You could get an umbrella box, one that has "double diffusion", meaning the light hits the inside of the umbrella, and is diffused, and that reflected, scrambled light then passes through the front diffusing fabric. The diffusing fabric is closed either by three shirt zippers, or by a sleeve that has a cinch drawstring in it, and the majority of the light unit (SMALL, Alien Bee) goes mostly INSIDE the diffuser panel, and the sleeve is cinched closed, or the zippers are closed; with bigger light units (ancient monolights, for example), only the reflector goes inside the diffuse panel, and the sleeve cinches closes or the zippers zip closed, leaving the rear of the light OUTSIDE the diffusing fabric.
In this type of umbrella box--again,you get DOUBLE diffusing...the light hits the interior of the umbrella, and then you get soft, diffused light that goes thru the front panel.
The Lastolite Umbrella Box is a good example of this...it has eight ribs/eight sided catchlight; there are also 10-ribbed, almost round umbrella boxes (Like the ones Annie Liebovitz uses so,so often).
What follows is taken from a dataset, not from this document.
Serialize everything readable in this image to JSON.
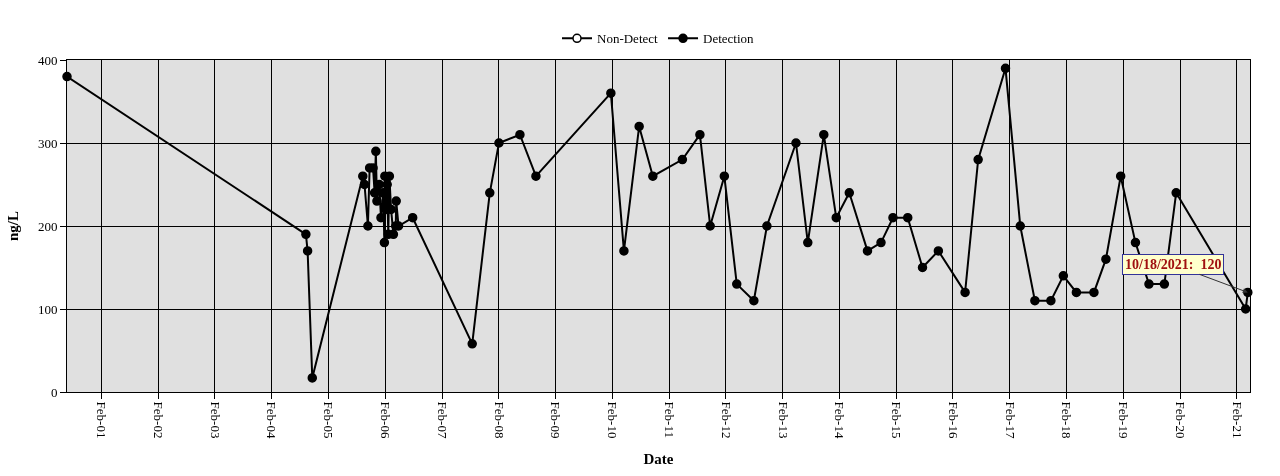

Liebovitz uses the Photek Softlighter; it has been iterated to version II, and has more features now, like changeable inset fabrics in silver or gold.
These umbrella boxes do not cost a lot of money...Made in China ones in 43 inch size are $34.95 each....easy to pack, easy to carry, inexpensive,instant set-up, no speed ring needed, work on standard umbrella shaft mounts. The Lastolite Umbrella Box costs more than the non-name Made in China ones; the Photek Soflighter II is more costly; many octaboxes cost "more", per size. Lastolite uses a soft, dull-finished interior that gives a slightly softer light quality (a little bit less specular light) than the cheaper, Made in China types I also own.
The light quality of the Lastolite Umbrella Box is very good; it has a SOFT, DULL white interior, not silvered, not satiny silvery-white, but a DULL, FLAT, matte white vinyl, so the light is very,very soft and low in specularity.
The ONE BIG advantage with these: you can EASILY install an 11-inch reflector inside the umbrella, and get a neat doughnut-with-hole black-dot catchlight at close range...the standard 5" or 7" reflector will not tend to leave this black dot in the center of the catchlight, but the "big" reflectors will tend toward the black-dot-inside-the-white catchlight.